饒是如此傘尖上的殘餘力量也讓他受傷不輕,悶哼一聲吐出大口血水。
「難怪如此托大,原來是有把握躲掉老子的攻擊啊。」
青衣小廝神情越發猙獰,怪笑一聲召回牛皮傘,只見他雙手握住傘柄陰森道:「烤過了火,老子再為你撐傘避避寒風。」
聽到青衣小廝說要撐傘,那紅臉老者臉色再變,硬是拖著重傷的身體橫移數丈遠,「快些撐傘,弄死這頭山上王八,再去廟裡宰了那個小的。」
「嗡」
牛皮傘被撐開的瞬間,夜空中的月華頓時消失,傘如華蓋飛臨中年文士頭頂上空罩住方圓數丈大小。
而那青衣小廝也沒閒著,吐出大片真元讓牛皮傘飛速旋轉,同時無數流光從傘心處垂下。
那些流光看似無害,然而卻是這牛皮傘的核心殺機所在,一道道流光就好似無形利刃,碰上了立馬就得血肉消融。
那中年文士的身影在傘下飛速移動,可惜還是被兩道流光擊中,肩頭和大腿處的血肉瞬間消融。
「哈哈哈,就這樣,讓這山上王八好好嘗嘗銷魂傘的滋味。」
躲在遠處的紅臉老者大聲叫罵,眼中的怨毒之色好似要溢出眼眶。
而傘下的中年文士卻是一聲不哼,在發現自己無論如何躲避都無法逃離牛皮傘的籠罩後,他伸手入懷掏出一片翠綠柳葉拋向半空。
此時已是寒冬時節,根本不可能有如此鮮嫩的柳葉,所以這並非普通柳葉,而是一柄形似柳葉的小刀。
小刀在傘下飛速穿梭割開流光籠罩眨眼消失,緊接著便傳來青衣小廝的慘嚎聲。
循聲望去,青衣小廝倒地哀嚎,大灘血水浸透地面,原來是他的一條手臂齊肩掉落,切口光滑一看就是被利刃所傷。
「死,死啊。」
哀嚎過後青衣小廝低吼一聲,不計代價催動真元激發銷魂傘釋放更多流光,而那中年文士此時也察覺到了生死危機,食指與中指併攏指向青衣小廝。
「咻」
柳葉刀一閃而逝,然而這一次卻只在青衣小廝肋間留下一條半尺長的切口。
「去死。」
青衣小廝吐出一口血水,大片流光垂落,這一次傘下已經沒有了任何能夠躲避的空間。
眼看就要被流光籠罩全身,柳葉刀眨眼撞進傘下快速切割流光為中年文士留出了一點騰挪空間。

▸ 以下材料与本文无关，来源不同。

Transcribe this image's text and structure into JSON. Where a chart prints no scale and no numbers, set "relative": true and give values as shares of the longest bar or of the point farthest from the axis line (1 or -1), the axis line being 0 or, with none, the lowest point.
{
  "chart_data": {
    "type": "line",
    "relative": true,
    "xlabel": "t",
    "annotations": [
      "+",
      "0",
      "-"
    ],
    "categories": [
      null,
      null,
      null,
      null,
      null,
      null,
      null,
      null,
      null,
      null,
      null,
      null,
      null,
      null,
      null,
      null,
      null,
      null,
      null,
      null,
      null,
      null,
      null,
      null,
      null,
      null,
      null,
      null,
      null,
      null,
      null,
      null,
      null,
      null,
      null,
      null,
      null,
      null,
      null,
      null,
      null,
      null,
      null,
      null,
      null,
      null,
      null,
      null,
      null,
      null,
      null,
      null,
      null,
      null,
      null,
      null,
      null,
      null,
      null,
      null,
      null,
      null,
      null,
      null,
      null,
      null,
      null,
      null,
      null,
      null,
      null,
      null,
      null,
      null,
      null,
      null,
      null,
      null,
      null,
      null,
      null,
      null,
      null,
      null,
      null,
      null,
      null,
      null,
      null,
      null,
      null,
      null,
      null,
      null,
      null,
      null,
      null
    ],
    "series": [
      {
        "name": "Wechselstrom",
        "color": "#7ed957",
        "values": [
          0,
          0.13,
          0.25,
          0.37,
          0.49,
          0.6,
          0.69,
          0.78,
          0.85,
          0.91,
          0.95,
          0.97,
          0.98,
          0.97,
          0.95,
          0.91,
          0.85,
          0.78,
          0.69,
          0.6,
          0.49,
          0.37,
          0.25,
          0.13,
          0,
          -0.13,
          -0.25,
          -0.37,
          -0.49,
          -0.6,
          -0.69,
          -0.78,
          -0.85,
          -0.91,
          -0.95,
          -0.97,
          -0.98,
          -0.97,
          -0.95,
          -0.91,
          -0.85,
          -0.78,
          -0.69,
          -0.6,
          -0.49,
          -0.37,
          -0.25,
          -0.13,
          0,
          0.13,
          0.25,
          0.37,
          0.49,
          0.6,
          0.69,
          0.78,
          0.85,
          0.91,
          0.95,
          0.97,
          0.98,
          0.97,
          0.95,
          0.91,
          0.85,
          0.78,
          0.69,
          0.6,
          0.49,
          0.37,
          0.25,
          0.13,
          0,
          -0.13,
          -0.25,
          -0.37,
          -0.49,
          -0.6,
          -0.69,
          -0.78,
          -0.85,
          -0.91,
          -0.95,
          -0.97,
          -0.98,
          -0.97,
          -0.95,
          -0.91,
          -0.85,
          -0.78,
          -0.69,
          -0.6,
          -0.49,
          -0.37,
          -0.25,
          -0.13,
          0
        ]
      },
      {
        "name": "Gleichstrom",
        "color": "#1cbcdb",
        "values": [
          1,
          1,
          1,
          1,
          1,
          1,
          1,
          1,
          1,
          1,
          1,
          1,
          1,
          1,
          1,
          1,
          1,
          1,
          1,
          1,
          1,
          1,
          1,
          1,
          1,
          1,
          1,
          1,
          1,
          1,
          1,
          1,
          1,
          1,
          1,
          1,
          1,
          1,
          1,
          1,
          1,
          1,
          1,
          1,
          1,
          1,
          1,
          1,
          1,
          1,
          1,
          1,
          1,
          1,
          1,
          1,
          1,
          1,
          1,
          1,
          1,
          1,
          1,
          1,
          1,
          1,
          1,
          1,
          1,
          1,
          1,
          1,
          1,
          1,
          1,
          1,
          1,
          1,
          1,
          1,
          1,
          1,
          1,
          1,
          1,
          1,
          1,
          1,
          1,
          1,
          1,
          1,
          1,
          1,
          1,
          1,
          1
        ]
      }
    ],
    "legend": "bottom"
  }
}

可是這也並非長久之計,流光好似不會枯竭,源源不斷從傘心垂落,而柳葉刀在幾次切割後速度逐漸變得遲緩,那中年文士嘴角的血水就沒斷過。
「堅持住,他快要撐不住了。」
遠處紅臉老者大吼。
然而就在他話音剛落的瞬間,一道身影出現在他身後,學著紅臉老者的口吻道:「對,一定要堅持住,他快要撐不住了。」
說話間,易雲伸出手掌拍了拍紅臉老者的腦袋,「你也一樣」
砰!砰!兩聲過後紅白之物流的滿地都是。
可憐這位紅臉老者堂堂金丹修士竟是連反抗都來不及就變成一具無頭屍體。
「恭喜宿主獲得摸屍經驗值8000,摸屍技能點80」
「恭喜宿主獲得功法:連心焰。」
不錯不錯,收穫滿滿,易雲嘴角上揚,撿漏的感覺真爽。
「竟然是你。」
易雲的突然出現讓青衣小廝怪叫一聲,既是駭然自己當初在客棧內竟然沒有發現對方是一名修士,又惱怒同伴被對方所殺。
「可不就是我麼。」
易雲嬉笑一聲,轉而看著模樣悽慘的中年文士嘖嘖道:「報應喲。」
中年文士聞言露出一抹苦笑,朝著易雲拱手致歉。
「道歉能當飯吃?」
易雲低哼一聲,下一秒便出現在那青衣小廝身旁,手掌放在對方肩膀上,「咱們的帳也該算算了。」
青衣小廝臉色劇變,與中年文士的拉鋸戰讓他的真元消耗了大半,再加上斷臂受傷根本不是易雲的對手。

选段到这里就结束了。